On Monday evening, Ensemble Montréal published an amendment it plans to propose at the Wednesday city council meeting to approve the city’s $5.7-billion budget. It says the $1 million earmarked for the creation of a municipal project office to study the construction of a new line of the métro system should be instead used to create an office to study a tramway in the eastern part of the island that would link to the downtown area.
The Coalition Avenir Québec government has proposed building a tramway in its platform, and Ensemble Montréal leader Lionel Perez said money would be better spent studying a project that the government already seems interested in supporting. Chantal Rouleau, a former borough mayor of Rivière-des-Prairies–Pointe-aux-Trembles, was elected as an MNA on Oct. 1, and was appointed the new CAQ government’s minister responsible for the Montreal region. There is currently a byelection campaign underway to fill the seat.
Perez said Monday that Montreal Mayor Valérie Plante has a “fixation” with the Pink Line to the detriment of other potential projects.
1953: A streetcar heading south along St. Laurent Blvd. approaches Craig St. (now St. Antoine St). Electric trams ran on the streets of Montreal from 1892 until 1959, when they were mothballed to make room for the new king of the road, the automobile.
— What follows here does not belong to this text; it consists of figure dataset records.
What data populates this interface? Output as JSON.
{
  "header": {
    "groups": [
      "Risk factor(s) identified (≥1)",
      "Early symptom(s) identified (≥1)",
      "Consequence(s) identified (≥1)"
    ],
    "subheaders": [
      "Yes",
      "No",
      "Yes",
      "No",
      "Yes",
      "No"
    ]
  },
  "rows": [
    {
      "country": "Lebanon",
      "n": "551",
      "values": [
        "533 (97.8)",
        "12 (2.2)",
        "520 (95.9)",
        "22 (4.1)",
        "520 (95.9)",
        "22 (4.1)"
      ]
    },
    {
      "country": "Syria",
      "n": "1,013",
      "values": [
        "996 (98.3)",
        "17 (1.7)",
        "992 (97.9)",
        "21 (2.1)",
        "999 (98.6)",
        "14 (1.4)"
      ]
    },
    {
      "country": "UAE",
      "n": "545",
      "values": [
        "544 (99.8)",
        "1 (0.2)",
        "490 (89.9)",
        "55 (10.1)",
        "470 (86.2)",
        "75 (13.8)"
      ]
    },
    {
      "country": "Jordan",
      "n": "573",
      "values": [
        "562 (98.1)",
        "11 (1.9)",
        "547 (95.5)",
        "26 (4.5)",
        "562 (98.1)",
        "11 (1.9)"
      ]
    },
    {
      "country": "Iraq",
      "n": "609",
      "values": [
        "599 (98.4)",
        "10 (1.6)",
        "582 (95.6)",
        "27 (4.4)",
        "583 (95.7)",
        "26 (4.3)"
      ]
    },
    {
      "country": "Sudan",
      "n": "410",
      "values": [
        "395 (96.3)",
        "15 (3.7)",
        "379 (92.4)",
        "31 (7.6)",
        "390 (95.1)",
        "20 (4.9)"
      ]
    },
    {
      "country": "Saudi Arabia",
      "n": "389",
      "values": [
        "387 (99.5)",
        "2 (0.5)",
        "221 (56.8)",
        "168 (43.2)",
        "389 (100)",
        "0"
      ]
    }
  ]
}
Montreal Gazette Files
He said the provincial government has been clear the Pink Line is not on its list of priorities in the short, medium or long term, so using money to study the project is not useful.
“To spend $1 million on something that is not a priority for the Quebec government, we think is just another example of how the current administration wastes money,” he said. “The mayor of Montreal has to put aside her fixation, not to say obsession with the Pink Line and look at the facts. It doesn’t serve anybody if all you do is keep repeating a certain promise that has no chance of materializing in the short and medium term.”
The amendment is one of several the opposition plans to propose during Wednesday’s city council meeting. Perez said the full list of amendments will be made public on Tuesday morning.
The amendments require a majority vote in city council, which means they need support from members of the Projet Montréal party.